Saturday, 16 May 2015
Stuffed mushrooms with steamed veg and watercress sauce
Anyway, I started with the rice and lentils, and got them on the way, then I chopped the veg for steaming. Then I prepped the mushrooms. Then I made the watercress sauce.
When all that had happened -the rice was cooking gently in the oven, the lentils were 2/3rds cooked ... so I started off the mushrooms in the oven.
Rape seed oil
1. Cook the brown rice, follow your favourite method - I do ... put in heavy pot, cover with water to 1 inch over the surface. Bring to the boil. Cover and leave in a medium oven for at least 20 minutes
2. Boil lentils in loads of water for 20+ minutes.
3. Chop veg (leeks, carrot, beans) and steam over boiling water for about 20 minutes.
4. Drizzle rape seed oil in a baking tray, add mushrooms, stem side down, drizzle over a little more oil, grind over black pepper and bake for about 20 minutes.
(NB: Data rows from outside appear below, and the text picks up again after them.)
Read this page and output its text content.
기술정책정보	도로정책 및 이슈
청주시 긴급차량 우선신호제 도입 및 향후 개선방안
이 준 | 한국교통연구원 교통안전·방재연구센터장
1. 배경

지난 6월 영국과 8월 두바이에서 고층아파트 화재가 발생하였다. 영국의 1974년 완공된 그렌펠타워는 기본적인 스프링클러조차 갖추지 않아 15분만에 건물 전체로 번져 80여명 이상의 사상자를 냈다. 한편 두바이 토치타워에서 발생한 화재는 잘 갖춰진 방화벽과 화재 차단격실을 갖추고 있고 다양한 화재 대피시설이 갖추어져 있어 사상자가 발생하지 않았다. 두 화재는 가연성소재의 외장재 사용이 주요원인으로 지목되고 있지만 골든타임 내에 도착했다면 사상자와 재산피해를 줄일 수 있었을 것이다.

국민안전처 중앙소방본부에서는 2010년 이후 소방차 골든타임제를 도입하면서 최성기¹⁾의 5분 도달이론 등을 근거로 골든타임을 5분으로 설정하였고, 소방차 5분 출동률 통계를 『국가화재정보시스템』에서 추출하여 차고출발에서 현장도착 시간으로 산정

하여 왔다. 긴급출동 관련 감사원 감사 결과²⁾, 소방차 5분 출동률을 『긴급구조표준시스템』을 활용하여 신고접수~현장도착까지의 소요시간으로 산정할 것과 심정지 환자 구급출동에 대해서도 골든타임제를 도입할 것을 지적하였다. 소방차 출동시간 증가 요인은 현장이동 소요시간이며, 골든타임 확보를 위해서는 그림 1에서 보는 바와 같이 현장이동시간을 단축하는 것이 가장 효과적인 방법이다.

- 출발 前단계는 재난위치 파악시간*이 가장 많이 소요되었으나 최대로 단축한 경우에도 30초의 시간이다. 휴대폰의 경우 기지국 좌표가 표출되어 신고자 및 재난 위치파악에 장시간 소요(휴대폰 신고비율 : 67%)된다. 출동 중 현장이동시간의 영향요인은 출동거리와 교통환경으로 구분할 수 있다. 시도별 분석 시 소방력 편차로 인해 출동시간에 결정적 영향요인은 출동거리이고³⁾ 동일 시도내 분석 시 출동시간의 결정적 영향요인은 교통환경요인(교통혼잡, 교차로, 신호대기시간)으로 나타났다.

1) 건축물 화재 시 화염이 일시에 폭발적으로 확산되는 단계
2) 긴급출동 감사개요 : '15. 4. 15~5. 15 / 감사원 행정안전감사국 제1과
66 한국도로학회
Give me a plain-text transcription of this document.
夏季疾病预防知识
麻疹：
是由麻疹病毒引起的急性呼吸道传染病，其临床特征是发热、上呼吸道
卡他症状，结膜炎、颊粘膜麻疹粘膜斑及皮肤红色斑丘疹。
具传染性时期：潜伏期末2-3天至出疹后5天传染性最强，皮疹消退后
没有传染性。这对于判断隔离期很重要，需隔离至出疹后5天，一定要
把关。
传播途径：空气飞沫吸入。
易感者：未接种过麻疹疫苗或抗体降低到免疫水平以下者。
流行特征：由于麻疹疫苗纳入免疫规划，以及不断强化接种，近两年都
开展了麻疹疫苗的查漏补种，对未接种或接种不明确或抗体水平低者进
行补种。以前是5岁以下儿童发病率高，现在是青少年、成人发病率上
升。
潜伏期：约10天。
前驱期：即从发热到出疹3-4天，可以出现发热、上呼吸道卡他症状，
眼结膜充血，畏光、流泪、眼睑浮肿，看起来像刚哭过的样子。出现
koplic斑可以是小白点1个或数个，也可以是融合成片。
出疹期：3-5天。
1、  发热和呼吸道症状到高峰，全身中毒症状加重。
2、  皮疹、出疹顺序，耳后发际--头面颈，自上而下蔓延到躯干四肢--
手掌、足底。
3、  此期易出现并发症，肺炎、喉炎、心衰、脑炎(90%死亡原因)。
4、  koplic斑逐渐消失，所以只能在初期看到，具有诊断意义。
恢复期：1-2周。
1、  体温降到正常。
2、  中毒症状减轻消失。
5. Chop an onion, and fry gently until golden brown, add garlic and zatar spice - stir in drained lentils and rice.
6. Turn mushrooms over, layer in basil leaves and spoon rice mixture onto the top. Pop back into the oven for 5 minutes. At this point add the shredded cabbage to the steaming vegetables.
7. Zizz together 1 small gherkin, large handful of watercress, 2 chopped garlic cloves, juice of half a lemon and good splosh of oil.
8. Serve ... sprinkling the vegetables with sesame seeds.